Before boarding a private jet to Aberdeenshire, Mr Sunak said the new rounds for drilling were “absolutely the right thing to do”.

“Even when we reach net zero in 2050 a quarter of our energy needs will still come from oil and gas, and domestic gas production has about a quarter of a third of the carbon footprint of imported gas,” he told BBC Radio Scotland.

“So not only is it better on our energy security not to rely on foreign dictators for that energy, not only is it good for jobs, particularly Scottish jobs, it is actually better for the environment because there is no point in importing stuff from half way around the world with two to three times the carbon footprint of the stuff we’ve got at home, that makes absolutely no sense.”

However, his move infuriated environmentalists and some MPs, and possibly an increasing number of citizens alarmed at climate change with wildfires and very high temperatures in southern Europe and America fuelling fears over the dangers to the planet.

Baroness Jenny Jones, of the Green Party, said: “This incompetent Government has made lots of stupid and short-sighted decisions but this is the worst.

“At a time when the majority of the population accepts that climate change is happening and we have to do something about it as a nation, they are moving in entirely the wrong direction.”

Conservative MP Chris Skidmore, the Government’s former “net zero tsar”, said the plan was “on the wrong side of modern voters” and pressed for an emergency debate as soon as the House of Commons returns from recess in September.

Mr Sunak was warned last month by Britain’s climate change watchdog not to “mess around” by delaying action until after the General Election to get Britain back as a world leader in tackling climate change.

Chris Stark, chief executive of Britain’s Climate Change Committee, said the country had fallen behind other nations in the fight against global warming amid Tory infighting in Government.

Lord Zac Goldsmith, former MP for Richmond Park, resigned a few weeks ago as was minister for the international environment, slamming the Prime Minister for allegedly not being sufficiently focused on eco-issues.

In his resignation letter, the former editor of the Ecologist magazine and one of the most high profile Tories with an expertise on the environment, said: “The problem is not that the Government is hostile to the environment, it is that you, our Prime Minister, are simply uninterested.

“That signal, or lack of it, has trickled down through Whitehall and caused a kind of paralysis.”

The Prime Minister, though, on Monday argued that the new oil and gas drilling licences for the North Sea would help the UK achieve net zero carbon emissions.

Speaking on BBC Radio Scotland's Good Morning Scotland programme, he said: "Even when we reach net zero in 2050 a quarter of our energy needs will still come from oil and gas."

He said using domestic oil and gas would be better for the environment than importing it.

The NSTA, which is responsible for regulating the oil, gas and carbon storage industries, is currently running the 33rd offshore oil and gas licensing round.

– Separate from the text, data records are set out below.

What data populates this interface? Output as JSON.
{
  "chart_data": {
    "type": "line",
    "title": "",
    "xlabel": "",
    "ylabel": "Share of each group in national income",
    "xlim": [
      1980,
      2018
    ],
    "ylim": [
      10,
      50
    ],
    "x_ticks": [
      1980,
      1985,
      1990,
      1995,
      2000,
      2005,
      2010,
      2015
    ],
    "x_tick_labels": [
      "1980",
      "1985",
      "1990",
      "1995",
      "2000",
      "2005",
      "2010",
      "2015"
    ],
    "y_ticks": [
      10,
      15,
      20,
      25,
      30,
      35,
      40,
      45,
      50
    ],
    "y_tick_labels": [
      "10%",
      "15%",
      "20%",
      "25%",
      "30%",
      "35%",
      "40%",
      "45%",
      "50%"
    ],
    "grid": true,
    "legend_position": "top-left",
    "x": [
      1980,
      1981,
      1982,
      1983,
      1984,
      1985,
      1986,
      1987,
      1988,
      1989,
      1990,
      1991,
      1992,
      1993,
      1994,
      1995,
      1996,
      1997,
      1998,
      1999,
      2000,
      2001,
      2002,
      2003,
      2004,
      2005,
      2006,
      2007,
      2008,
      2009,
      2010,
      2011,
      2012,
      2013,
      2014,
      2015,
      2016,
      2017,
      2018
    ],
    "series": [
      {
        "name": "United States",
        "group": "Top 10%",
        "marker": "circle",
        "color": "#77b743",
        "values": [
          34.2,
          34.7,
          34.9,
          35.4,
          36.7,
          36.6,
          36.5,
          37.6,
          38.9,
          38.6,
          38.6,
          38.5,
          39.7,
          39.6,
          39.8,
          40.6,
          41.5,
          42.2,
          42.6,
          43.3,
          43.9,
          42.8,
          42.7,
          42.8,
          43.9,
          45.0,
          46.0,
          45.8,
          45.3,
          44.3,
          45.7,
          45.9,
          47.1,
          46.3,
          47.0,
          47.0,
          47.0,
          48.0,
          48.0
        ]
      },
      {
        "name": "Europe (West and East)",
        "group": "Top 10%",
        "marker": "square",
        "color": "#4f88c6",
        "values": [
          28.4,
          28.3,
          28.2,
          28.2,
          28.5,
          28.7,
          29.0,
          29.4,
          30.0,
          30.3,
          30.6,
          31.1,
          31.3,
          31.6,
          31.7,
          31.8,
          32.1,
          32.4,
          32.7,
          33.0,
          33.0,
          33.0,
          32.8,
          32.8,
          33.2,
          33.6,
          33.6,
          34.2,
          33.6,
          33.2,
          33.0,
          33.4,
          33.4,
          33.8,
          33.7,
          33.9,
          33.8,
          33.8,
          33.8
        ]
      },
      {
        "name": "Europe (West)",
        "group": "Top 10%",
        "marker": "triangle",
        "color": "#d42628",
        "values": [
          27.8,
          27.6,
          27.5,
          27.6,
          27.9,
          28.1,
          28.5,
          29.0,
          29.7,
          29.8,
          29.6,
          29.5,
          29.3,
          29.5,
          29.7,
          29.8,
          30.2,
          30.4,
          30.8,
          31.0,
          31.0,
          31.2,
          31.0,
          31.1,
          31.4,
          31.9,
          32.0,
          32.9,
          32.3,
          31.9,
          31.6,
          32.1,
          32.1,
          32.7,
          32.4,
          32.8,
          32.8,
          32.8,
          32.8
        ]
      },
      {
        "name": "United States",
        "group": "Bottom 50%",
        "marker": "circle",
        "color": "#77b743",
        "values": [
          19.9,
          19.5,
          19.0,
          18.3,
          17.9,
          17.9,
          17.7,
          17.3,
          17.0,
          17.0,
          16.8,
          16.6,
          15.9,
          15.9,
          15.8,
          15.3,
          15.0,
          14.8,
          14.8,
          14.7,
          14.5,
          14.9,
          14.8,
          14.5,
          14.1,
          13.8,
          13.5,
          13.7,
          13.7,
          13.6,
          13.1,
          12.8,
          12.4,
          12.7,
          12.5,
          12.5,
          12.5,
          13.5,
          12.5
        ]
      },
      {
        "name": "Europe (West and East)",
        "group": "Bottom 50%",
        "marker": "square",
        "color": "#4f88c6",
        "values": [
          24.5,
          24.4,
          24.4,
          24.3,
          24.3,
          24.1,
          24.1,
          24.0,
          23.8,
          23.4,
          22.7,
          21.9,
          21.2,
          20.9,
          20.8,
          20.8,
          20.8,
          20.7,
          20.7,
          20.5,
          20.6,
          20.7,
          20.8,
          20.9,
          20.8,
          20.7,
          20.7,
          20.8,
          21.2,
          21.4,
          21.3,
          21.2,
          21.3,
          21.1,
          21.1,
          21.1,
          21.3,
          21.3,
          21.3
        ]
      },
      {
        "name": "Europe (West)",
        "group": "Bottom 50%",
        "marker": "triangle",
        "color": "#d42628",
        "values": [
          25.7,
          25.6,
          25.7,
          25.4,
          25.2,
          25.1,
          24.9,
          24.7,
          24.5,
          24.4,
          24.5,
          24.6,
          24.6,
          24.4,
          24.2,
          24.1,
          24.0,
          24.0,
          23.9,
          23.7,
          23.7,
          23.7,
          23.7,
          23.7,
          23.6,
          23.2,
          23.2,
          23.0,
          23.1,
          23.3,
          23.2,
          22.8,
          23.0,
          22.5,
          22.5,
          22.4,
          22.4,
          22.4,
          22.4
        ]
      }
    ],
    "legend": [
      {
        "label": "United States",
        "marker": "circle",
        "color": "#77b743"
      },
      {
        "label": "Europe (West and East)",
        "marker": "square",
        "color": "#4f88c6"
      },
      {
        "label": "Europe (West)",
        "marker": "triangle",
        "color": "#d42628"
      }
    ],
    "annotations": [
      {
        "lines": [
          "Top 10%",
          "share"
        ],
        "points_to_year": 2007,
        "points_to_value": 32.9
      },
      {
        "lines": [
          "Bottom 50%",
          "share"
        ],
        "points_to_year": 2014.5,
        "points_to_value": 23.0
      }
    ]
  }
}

They expect the first of the new licences to be awarded in the autumn, with the round expected to award over 100 licences in total.

The Government insisted that future licences will be critical to providing energy security options, unlocking carbon capture usage and storage and hydrogen opportunities – “building truly integrated offshore energy hubs that make the best use of the established infrastructure”.

Ministers also highlighted a new analysis released by the NSTA which showed that the carbon footprint of domestic gas production is around one-quarter of the carbon footprint of imported liquefied natural gas.